For reference, visceral fat refers specifically to fat surrounding the internal organs deep in the stomach. Study authors report that this hidden abdominal fat appears related to changes in the mind seen up to 15 years before the earliest memory loss symptoms of Alzheimer’s disease appear.
The research team assessed the association between brain MRI volumes, in addition to amyloid and tau uptake on positron emission tomography (PET) scans, with body mass index (BMI), obesity, insulin resistance, and abdominal adipose (fatty) tissue across a cognitively normal midlife population. Importantly, scientists believe both amyloid and tau proteins interfere with communications between brain cells.
“Even though there have been other studies linking BMI with brain atrophy or even a higher dementia risk, no prior study has linked a specific type of fat to the actual Alzheimer’s disease protein in cognitively normal people,” says study author Mahsa Dolatshahi, M.D., M.P.H., a postdoctoral research fellow with Mallinckrodt Institute of Radiology (MIR) at Washington University School of Medicine in St. Louis, in a media release. “Similar studies have not investigated the differential role of visceral and subcutaneous fat, especially in terms of Alzheimer’s amyloid pathology, as early as midlife.”
To conduct this cross-sectional study, study authors analyzed a dataset encompassing 54 cognitively healthy participants between the ages of 40 and 60, with an average BMI of 32. All participants took part in glucose and insulin measurements, as well as glucose tolerance tests. Meanwhile, researchers used abdominal MRIs to measure subcutaneous fat (fat under the skin) and visceral fat levels.

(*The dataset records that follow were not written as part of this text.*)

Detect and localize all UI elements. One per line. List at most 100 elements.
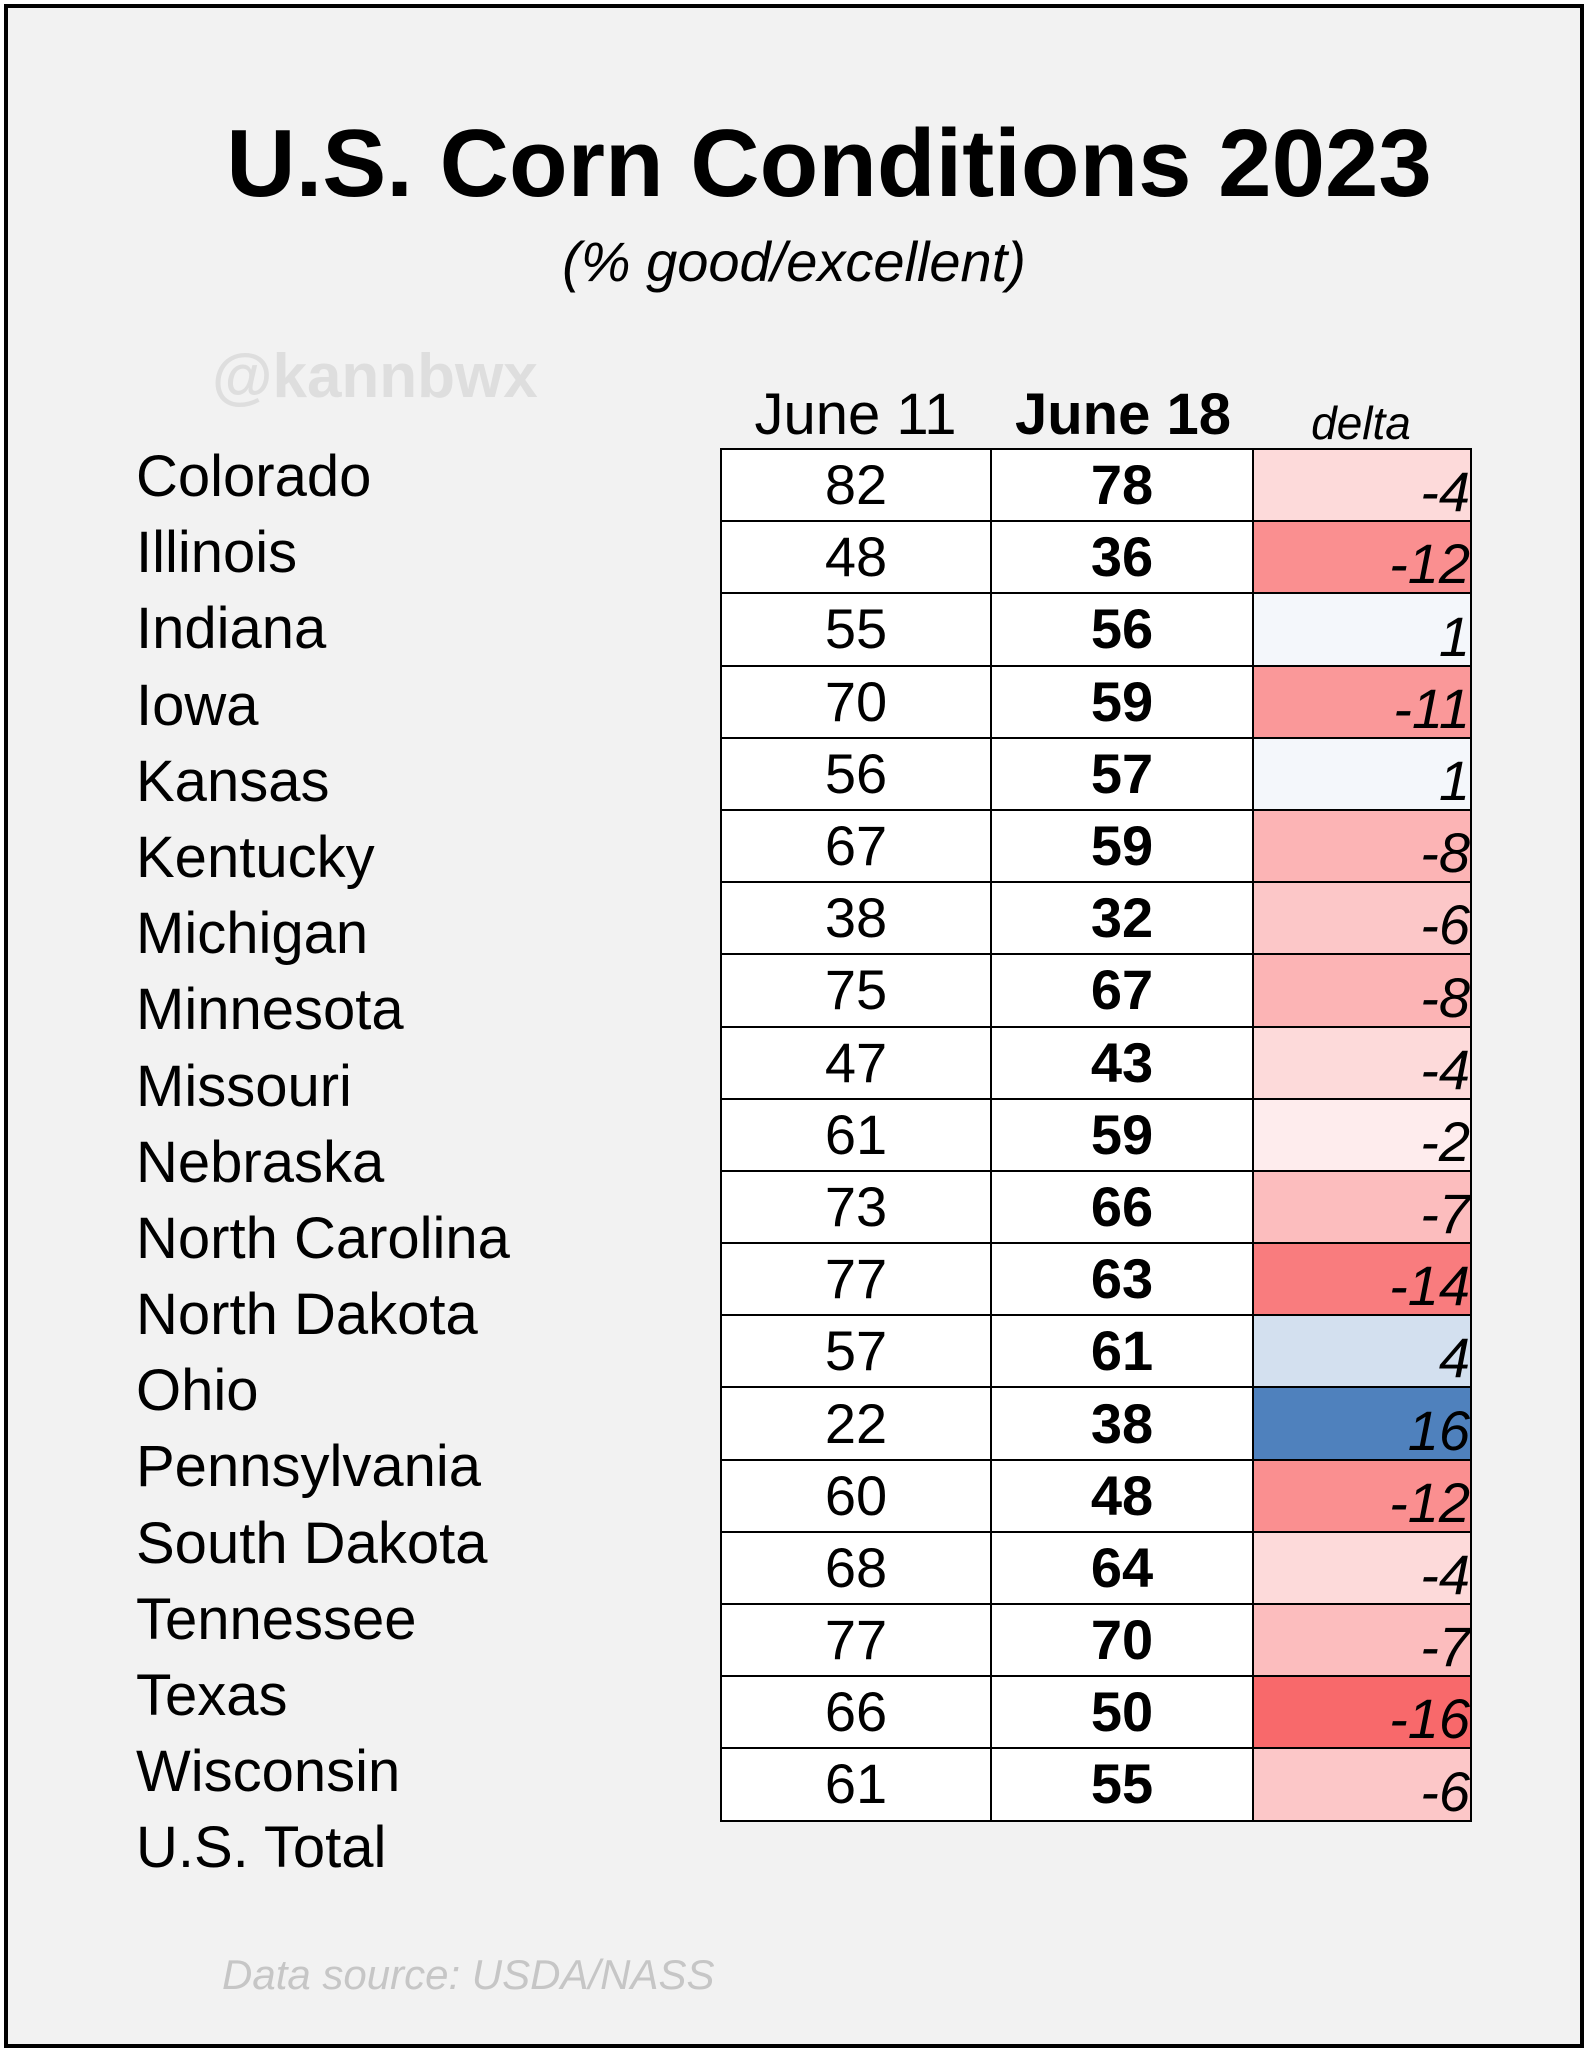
column-header-delta: delta (1311, 397, 1411, 449)
row-label: Colorado (136, 444, 372, 509)
cell-june-11: 77 (720, 1602, 992, 1678)
row-label: Nebraska (136, 1129, 385, 1195)
cell-delta: -8 (1252, 953, 1472, 1028)
row-label: Minnesota (136, 977, 404, 1043)
row-label: Kansas (136, 748, 330, 814)
row-label: Ohio (136, 1358, 259, 1424)
cell-delta: -4 (1252, 1530, 1472, 1606)
cell-june-11: 56 (720, 736, 992, 811)
table-row: 60 48 -12 (720, 1458, 1472, 1533)
cell-june-18: 64 (990, 1530, 1254, 1606)
cell-june-18: 78 (990, 447, 1254, 523)
row-label: U.S. Total (136, 1815, 387, 1881)
cell-june-11: 70 (720, 664, 992, 739)
cell-delta: -12 (1252, 520, 1472, 595)
cell-june-18: 43 (990, 1025, 1254, 1100)
row-label: Michigan (136, 901, 369, 967)
cell-delta: 4 (1252, 1314, 1472, 1389)
row-label: Missouri (136, 1053, 352, 1119)
table-row: 55 56 1 (720, 592, 1472, 667)
cell-june-11: 61 (720, 1097, 992, 1172)
row-label: Tennessee (136, 1586, 417, 1652)
cell-delta: -4 (1252, 1025, 1472, 1100)
table-row: 66 50 -16 (720, 1675, 1472, 1750)
data-source: Data source: USDA/NASS (222, 1951, 715, 1998)
table-row: 47 43 -4 (720, 1025, 1472, 1100)
cell-june-18: 56 (990, 592, 1254, 667)
cell-june-18: 32 (990, 881, 1254, 956)
table-row: 57 61 4 (720, 1314, 1472, 1389)
row-labels: Colorado Illinois Indiana Iowa Kansas Kentuck… (136, 444, 510, 1896)
cell-june-18: 70 (990, 1602, 1254, 1678)
cell-june-11: 22 (720, 1386, 992, 1461)
watermark: @kannbwx (212, 342, 538, 411)
cell-delta: -2 (1252, 1097, 1472, 1172)
cell-june-11: 48 (720, 520, 992, 595)
row-label: Illinois (136, 520, 298, 586)
cell-delta: 16 (1252, 1386, 1472, 1461)
cell-june-18: 66 (990, 1169, 1254, 1245)
cell-delta: -14 (1252, 1242, 1472, 1317)
cell-june-18: 55 (990, 1747, 1254, 1822)
table-row: 73 66 -7 (720, 1169, 1472, 1245)
row-label: Wisconsin (136, 1739, 401, 1805)
cell-june-11: 38 (720, 881, 992, 956)
chart-subtitle: (% good/excellent) (562, 230, 1026, 293)
cell-june-18: 61 (990, 1314, 1254, 1389)
cell-june-11: 57 (720, 1314, 992, 1389)
table-row: 68 64 -4 (720, 1530, 1472, 1606)
cell-june-18: 36 (990, 520, 1254, 595)
cell-june-11: 55 (720, 592, 992, 667)
cell-june-11: 47 (720, 1025, 992, 1100)
row-label: North Dakota (136, 1282, 478, 1348)
cell-june-18: 59 (990, 1097, 1254, 1172)
cell-delta: -16 (1252, 1675, 1472, 1750)
column-header-june-11: June 11 (754, 382, 957, 447)
cell-june-18: 57 (990, 736, 1254, 811)
cell-june-18: 59 (990, 664, 1254, 739)
cell-june-11: 82 (720, 447, 992, 523)
chart-frame: U.S. Corn Conditions 2023 (% good/excell… (4, 4, 1584, 2048)
cell-june-11: 66 (720, 1675, 992, 1750)
cell-june-11: 73 (720, 1169, 992, 1245)
cell-june-18: 38 (990, 1386, 1254, 1461)
table-row: 61 55 -6 (720, 1747, 1472, 1822)
cell-june-11: 77 (720, 1242, 992, 1317)
cell-june-11: 68 (720, 1530, 992, 1606)
cell-delta: -7 (1252, 1602, 1472, 1678)
cell-june-11: 67 (720, 808, 992, 884)
table-row: 61 59 -2 (720, 1097, 1472, 1172)
cell-june-18: 48 (990, 1458, 1254, 1533)
table-row: 75 67 -8 (720, 953, 1472, 1028)
data-table: 82 78 -4 48 36 -12 55 56 1 70 59 -11 56 57 1 67 59 -8 38 32… (720, 447, 1472, 1822)
cell-june-18: 59 (990, 808, 1254, 884)
table-row: 38 32 -6 (720, 881, 1472, 956)
row-label: Indiana (136, 596, 327, 662)
row-label: Iowa (136, 672, 259, 738)
cell-june-18: 63 (990, 1242, 1254, 1317)
cell-delta: -6 (1252, 881, 1472, 956)
cell-june-11: 61 (720, 1747, 992, 1822)
table-row: 77 70 -7 (720, 1602, 1472, 1678)
cell-delta: -7 (1252, 1169, 1472, 1245)
cell-delta: -12 (1252, 1458, 1472, 1533)
chart-title: U.S. Corn Conditions 2023 (226, 110, 1432, 217)
cell-delta: 1 (1252, 592, 1472, 667)
row-label: Pennsylvania (136, 1434, 481, 1500)
cell-june-18: 50 (990, 1675, 1254, 1750)
cell-june-11: 60 (720, 1458, 992, 1533)
row-label: Texas (136, 1663, 288, 1728)
column-header-june-18: June 18 (1015, 382, 1231, 447)
row-label: Kentucky (136, 824, 375, 890)
table-row: 70 59 -11 (720, 664, 1472, 739)
cell-june-18: 67 (990, 953, 1254, 1028)
table-row: 48 36 -12 (720, 520, 1472, 595)
table-row: 77 63 -14 (720, 1242, 1472, 1317)
row-label: North Carolina (136, 1205, 510, 1271)
row-label: South Dakota (136, 1510, 488, 1576)
cell-delta: 1 (1252, 736, 1472, 811)
cell-delta: -11 (1252, 664, 1472, 739)
table-row: 82 78 -4 (720, 447, 1472, 523)
cell-delta: -8 (1252, 808, 1472, 884)
table-row: 22 38 16 (720, 1386, 1472, 1461)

Brain MRIs, on the other hand, measured the cortical thickness of brain regions known to be affected by Alzheimer’s disease. Finally, the team used PET to analyze disease pathology across another subset of 32 participants, with a particular focus placed on amyloid plaques and tau tangles that accumulate in Alzheimer’s disease.

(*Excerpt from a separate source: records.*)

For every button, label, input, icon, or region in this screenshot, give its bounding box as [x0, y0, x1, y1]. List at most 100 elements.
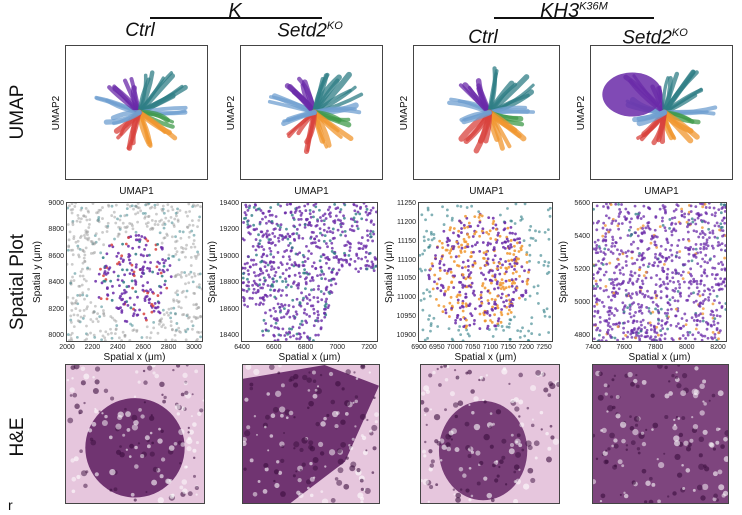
spatial-xtick: 7200	[518, 344, 534, 351]
umap-ylabel: UMAP2	[51, 95, 62, 130]
spatial-ytick: 5600	[574, 200, 590, 207]
spatial-xtick: 7800	[647, 344, 664, 351]
umap-panel	[413, 45, 560, 180]
spatial-panel	[592, 202, 727, 342]
umap-xlabel: UMAP1	[469, 186, 504, 197]
spatial-ytick: 8600	[48, 252, 64, 260]
spatial-panel	[66, 202, 203, 342]
row-label-he: H&E	[7, 417, 28, 457]
spatial-xtick: 8200	[710, 344, 726, 351]
condition-ctrl-kh3: Ctrl	[408, 27, 558, 49]
he-panel	[242, 364, 380, 504]
spatial-ytick: 8200	[48, 305, 64, 313]
condition-base: Setd2	[622, 27, 672, 49]
spatial-ytick: 19200	[219, 226, 239, 234]
group-kh3-line	[494, 17, 654, 19]
umap-plot	[447, 66, 536, 154]
umap-cluster-fan	[463, 110, 492, 122]
spatial-ylabel: Spatial y (μm)	[384, 241, 395, 303]
umap-xlabel: UMAP1	[294, 186, 329, 197]
spatial-ytick: 8400	[48, 279, 64, 287]
group-k-label: K	[228, 0, 242, 22]
group-kh3-sup: K36M	[579, 0, 608, 13]
group-kh3-label: KH3K36M	[494, 0, 654, 23]
spatial-panel	[418, 202, 553, 342]
spatial-xtick: 7600	[616, 344, 633, 351]
spatial-plot	[419, 203, 552, 341]
umap-xlabel: UMAP1	[644, 186, 679, 197]
spatial-xtick: 7200	[361, 344, 377, 351]
spatial-xlabel: Spatial x (μm)	[278, 352, 341, 363]
spatial-ytick: 8800	[48, 226, 64, 234]
spatial-ytick: 5200	[574, 266, 590, 273]
spatial-xtick: 8000	[678, 344, 695, 351]
umap-plot	[602, 69, 718, 146]
umap-ylabel: UMAP2	[399, 95, 410, 130]
spatial-ytick: 19000	[219, 252, 239, 260]
spatial-plot	[242, 203, 377, 341]
spatial-ylabel: Spatial y (μm)	[32, 241, 43, 303]
condition-base: Setd2	[277, 20, 327, 42]
spatial-ytick: 11050	[397, 275, 416, 283]
spatial-xtick: 7250	[536, 344, 552, 351]
umap-plot	[94, 70, 188, 151]
spatial-ytick: 18400	[219, 332, 239, 339]
spatial-ytick: 19400	[219, 200, 239, 207]
umap-cluster-fan	[112, 110, 142, 126]
spatial-xtick: 2000	[59, 344, 75, 351]
spatial-ytick: 10950	[396, 313, 416, 321]
umap-panel	[65, 45, 208, 180]
spatial-xtick: 6950	[429, 344, 445, 351]
spatial-xtick: 6400	[234, 344, 250, 351]
umap-xlabel: UMAP1	[119, 186, 154, 197]
he-panel	[592, 364, 729, 504]
umap-cluster-fan	[281, 109, 317, 127]
he-image	[243, 365, 379, 503]
umap-ylabel: UMAP2	[226, 95, 237, 130]
spatial-ylabel: Spatial y (μm)	[558, 241, 569, 303]
spatial-ylabel: Spatial y (μm)	[207, 241, 218, 303]
spatial-xtick: 2600	[135, 344, 151, 351]
umap-ylabel: UMAP2	[576, 95, 587, 130]
umap-cluster-fan	[632, 109, 667, 123]
he-image	[593, 365, 728, 503]
umap-panel	[240, 45, 383, 180]
spatial-xtick: 6800	[297, 344, 314, 351]
spatial-xlabel: Spatial x (μm)	[628, 352, 691, 363]
spatial-ytick: 11250	[397, 200, 416, 207]
he-panel	[420, 364, 560, 504]
spatial-xtick: 7400	[585, 344, 601, 351]
spatial-ytick: 11100	[397, 256, 416, 264]
spatial-xtick: 7150	[500, 344, 517, 351]
condition-setd2-k: Setd2KO	[235, 20, 385, 42]
he-panel	[65, 364, 205, 504]
condition-setd2-kh3: Setd2KO	[580, 27, 730, 49]
spatial-ytick: 5400	[574, 233, 590, 240]
he-image	[66, 365, 204, 503]
spatial-ytick: 8000	[48, 332, 64, 339]
spatial-plot	[67, 203, 202, 341]
spatial-xtick: 7050	[464, 344, 481, 351]
spatial-plot	[593, 203, 726, 341]
umap-plot	[267, 71, 364, 154]
condition-sup: KO	[326, 20, 343, 32]
spatial-xtick: 7000	[446, 344, 463, 351]
group-k-line	[150, 17, 322, 19]
spatial-ytick: 4800	[574, 332, 590, 339]
spatial-xtick: 2400	[110, 344, 126, 351]
condition-base: Ctrl	[125, 20, 155, 41]
spatial-xtick: 7000	[329, 344, 346, 351]
he-image	[421, 365, 559, 503]
spatial-ytick: 9000	[48, 200, 64, 207]
spatial-xlabel: Spatial x (μm)	[103, 352, 166, 363]
spatial-ytick: 10900	[396, 332, 416, 339]
spatial-ytick: 11150	[397, 237, 416, 245]
spatial-xlabel: Spatial x (μm)	[454, 352, 517, 363]
row-label-spatial: Spatial Plot	[7, 233, 28, 331]
spatial-ytick: 11200	[397, 218, 416, 226]
spatial-xtick: 2800	[160, 344, 177, 351]
umap-dense-cluster	[602, 72, 663, 117]
spatial-ytick: 18800	[219, 279, 239, 287]
condition-ctrl-k: Ctrl	[65, 20, 215, 42]
spatial-ytick: 18600	[219, 305, 239, 313]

Researchers discovered a higher visceral to subcutaneous fat ratio displayed an association with more amyloid PET tracer uptake in the precuneus cortex, a region known to be influenced early by amyloid pathology in Alzheimer’s disease. Notably, this observed relationship appeared worse in men than in women. The study also reports higher visceral fat measurements are related to an increased burden of inflammation in the brain.

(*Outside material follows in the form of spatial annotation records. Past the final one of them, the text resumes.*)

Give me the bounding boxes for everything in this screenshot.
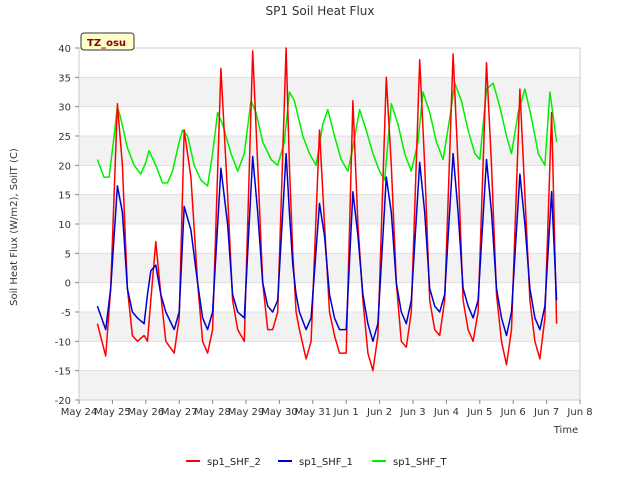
y-tick-label: 15 (58, 191, 71, 202)
chart-title: SP1 Soil Heat Flux (266, 4, 375, 18)
plot-background-bands (79, 77, 580, 400)
tz-badge-label: TZ_osu (87, 38, 126, 49)
x-tick-label: May 31 (295, 407, 332, 418)
y-tick-label: 35 (58, 73, 71, 84)
tz-badge: TZ_osu (80, 32, 135, 51)
y-tick-label: -5 (61, 308, 71, 319)
x-tick-label: Jun 5 (466, 407, 492, 418)
x-tick-label: Jun 7 (533, 407, 559, 418)
legend-label: sp1_SHF_1 (299, 457, 353, 468)
x-tick-label: Jun 2 (366, 407, 392, 418)
y-tick-label: 10 (58, 220, 71, 231)
legend-label: sp1_SHF_T (393, 457, 448, 468)
grid-band (79, 312, 580, 342)
x-tick-label: May 25 (94, 407, 131, 418)
y-tick-label: -20 (55, 396, 71, 407)
y-tick-label: 25 (58, 132, 71, 143)
series-layer (96, 47, 558, 372)
y-tick-label: 20 (58, 161, 71, 172)
x-tick-label: Jun 6 (500, 407, 526, 418)
grid-band (79, 194, 580, 224)
x-tick-label: May 27 (161, 407, 198, 418)
y-tick-label: 5 (65, 249, 71, 260)
x-tick-label: Jun 4 (433, 407, 459, 418)
x-tick-label: Jun 3 (399, 407, 425, 418)
x-axis-label: Time (553, 425, 578, 436)
y-axis-ticks: -20 -15 -10 -5 0 5 10 15 20 25 30 35 40 (55, 44, 79, 407)
y-tick-label: 0 (65, 279, 71, 290)
x-tick-label: May 24 (61, 407, 98, 418)
x-tick-label: May 29 (228, 407, 265, 418)
grid-band (79, 77, 580, 107)
x-tick-label: May 30 (261, 407, 298, 418)
series-line-sp1_SHF_1 (96, 152, 558, 343)
y-tick-label: -15 (55, 367, 71, 378)
x-tick-label: May 26 (128, 407, 165, 418)
tz-badge-box (80, 32, 135, 51)
legend-label: sp1_SHF_2 (207, 457, 261, 468)
grid-band (79, 370, 580, 400)
x-tick-label: May 28 (194, 407, 231, 418)
x-tick-label: Jun 1 (333, 407, 359, 418)
y-axis-label: Soil Heat Flux (W/m2), SoilT (C) (9, 148, 20, 306)
grid-band (79, 136, 580, 166)
y-tick-label: -10 (55, 337, 71, 348)
x-tick-label: Jun 8 (566, 407, 592, 418)
legend: sp1_SHF_2 sp1_SHF_1 sp1_SHF_T (186, 457, 448, 468)
y-tick-label: 40 (58, 44, 71, 55)
y-tick-label: 30 (58, 103, 71, 114)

“Several pathways are suggested to play a role,” Dr. Dolatshahi adds. “Inflammatory secretions of visceral fat—as opposed to potentially protective effects of subcutaneous fat—may lead to inflammation in the brain, one of the main mechanisms contributing to Alzheimer’s disease.”
Senior author Cyrus A. Raji, M.D., Ph.D., associate professor of radiology and neurology, and director of neuromagnetic resonance imaging at MIR, notes these results hold several key implications for earlier dementia diagnosis and intervention.
“This study highlights a key mechanism by which hidden fat can increase the risk of Alzheimer’s disease,” he comments. “It shows that such brain changes occur as early as age 50, on average—up to 15 years before the earliest memory loss symptoms of Alzheimer’s occur.”
Dr. Raji adds these findings may point to visceral fat as a treatment target for modifying the risk of future brain inflammation and dementia.
“By moving beyond body mass index in better characterizing the anatomical distribution of body fat on MRI, we now have a uniquely better understanding of why this factor may increase risk for Alzheimer’s disease,” he concludes.
The research is set to be presented at the 109th Scientific Assembly and Annual Meeting of the Radiological Society of North America.